Après un rapide passage à Chengdu, toute l’équipe de la deuxième étape a pris la route des hauts plateaux vers Aba. Malgré un bus agonisant (et quatre heures de panne), nous avons pu rejoindre le point de départ de la khora du Nympo Yurtse au lac Chumgtso. Nous étions attendus par l’équipe de quatre yachmen qui avait accompagné Louis-Marie lors du repérage de l’itinéraire l’automne dernier. Ces quatre Goloks se sont révélés des compagnons de trek très joyeux et agréables avec qui nous avons partagé des parties de cartes endiablées. Les 12 étapes du trek nous ont permis de boucler le tour du massif en faisant quelques incursions exploratoires au coeur de ces montagnes encore méconnues. Mis à part le point culminant, aucune de ces aiguilles vertigineuses ne porte de nom, ni n’a été gravie (il semble que le sommet du Nympo Yurtse ait été gravi, car j’ai pu voir des cairns jusqu’à environ 4950 m d’altitude sur sa voie normale). Il faut savoir que sur cet itinéraire les sentiers sont presque inexistants ainsi que les ponts ou toutes sortes d’infrastructures facilitant la marche. Nous sommes dans un pays de cavaliers.

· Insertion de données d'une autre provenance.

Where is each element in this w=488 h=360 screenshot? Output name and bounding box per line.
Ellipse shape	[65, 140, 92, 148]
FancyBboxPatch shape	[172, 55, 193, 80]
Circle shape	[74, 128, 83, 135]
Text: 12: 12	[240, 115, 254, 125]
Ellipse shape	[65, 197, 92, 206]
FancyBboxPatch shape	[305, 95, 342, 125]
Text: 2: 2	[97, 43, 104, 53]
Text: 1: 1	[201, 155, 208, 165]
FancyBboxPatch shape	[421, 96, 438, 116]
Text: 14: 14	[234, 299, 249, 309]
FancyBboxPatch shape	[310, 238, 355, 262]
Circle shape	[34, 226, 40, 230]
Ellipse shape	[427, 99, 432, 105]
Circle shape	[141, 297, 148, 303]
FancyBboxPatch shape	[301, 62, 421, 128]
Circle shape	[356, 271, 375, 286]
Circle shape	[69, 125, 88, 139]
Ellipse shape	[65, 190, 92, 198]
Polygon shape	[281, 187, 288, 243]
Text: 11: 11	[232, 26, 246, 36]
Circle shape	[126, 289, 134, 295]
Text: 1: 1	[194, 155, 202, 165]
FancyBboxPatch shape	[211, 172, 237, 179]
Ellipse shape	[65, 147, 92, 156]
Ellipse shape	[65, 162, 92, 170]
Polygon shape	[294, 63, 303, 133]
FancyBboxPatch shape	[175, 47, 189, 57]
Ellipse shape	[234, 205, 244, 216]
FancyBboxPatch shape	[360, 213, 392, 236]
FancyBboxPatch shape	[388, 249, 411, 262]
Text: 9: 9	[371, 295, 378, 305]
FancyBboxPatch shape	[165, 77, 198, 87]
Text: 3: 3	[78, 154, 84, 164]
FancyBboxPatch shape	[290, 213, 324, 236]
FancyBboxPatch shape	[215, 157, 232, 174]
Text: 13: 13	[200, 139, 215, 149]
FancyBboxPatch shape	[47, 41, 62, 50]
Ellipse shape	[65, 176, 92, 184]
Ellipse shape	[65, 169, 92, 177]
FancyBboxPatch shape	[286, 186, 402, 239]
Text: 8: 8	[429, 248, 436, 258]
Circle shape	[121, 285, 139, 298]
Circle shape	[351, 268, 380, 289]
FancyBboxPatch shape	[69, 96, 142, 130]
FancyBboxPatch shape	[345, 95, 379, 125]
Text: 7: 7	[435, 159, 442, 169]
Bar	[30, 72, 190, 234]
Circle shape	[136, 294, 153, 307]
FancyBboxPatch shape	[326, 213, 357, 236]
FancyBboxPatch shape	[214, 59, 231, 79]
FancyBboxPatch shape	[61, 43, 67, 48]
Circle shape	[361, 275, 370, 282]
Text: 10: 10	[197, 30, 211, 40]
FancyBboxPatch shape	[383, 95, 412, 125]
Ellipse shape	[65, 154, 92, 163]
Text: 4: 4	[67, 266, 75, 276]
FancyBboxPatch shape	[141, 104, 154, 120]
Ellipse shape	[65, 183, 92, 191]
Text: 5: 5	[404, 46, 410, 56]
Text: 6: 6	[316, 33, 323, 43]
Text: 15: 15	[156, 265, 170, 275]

Tout au long de la khora, nous avons pu régulièrement installer nos campements à proximité de nomades (drokpas) Goloks qui restent dans ces hautes vallées tout l’été avec des centaines de yacks. Nous étions un peu tôt en saison et la présence de ces nomades n’était pas encore à son maximum. Ceux qui pourront venir sur cet itinéraire en été auront encore un meilleur contact avec les chaleureux Goloks. La météo a été à la hauteur de la réputation de ces territoires, mitigée et changeante. Après un début bien humide avec 24 h de pluie non-stop et inondation du camp, nous avons pu confirmer l’adage qui dit qu’au Tibet il peut neiger toute l’année. Dix bons centimètres de neige sur le camp, un passage à gué pour le moins rafraîchissant et une sixième étape aux couleurs hivernales. Nous aurons encore à plusieurs reprises des passages de cols ou des bivouacs dans des ambiances neigeuses. Nous avons eu aussi quelques très belles journées de chaud soleil. Au final, il faut ici souligner le caractère unique de ces itinéraires ainsi que la culture et le charisme de celui qui les a conçus. Personnage tout droit sorti d’un roman d’Hemingway filmé par John Huston (si, si), Louis Marie Blanchard n’a de cesse de transmettre ses immenses connaissances et de faire partager son amour du Tibet. Voyager avec lui est une chance, rare, à vivre (au moins) une fois dans sa vie de trekkeur.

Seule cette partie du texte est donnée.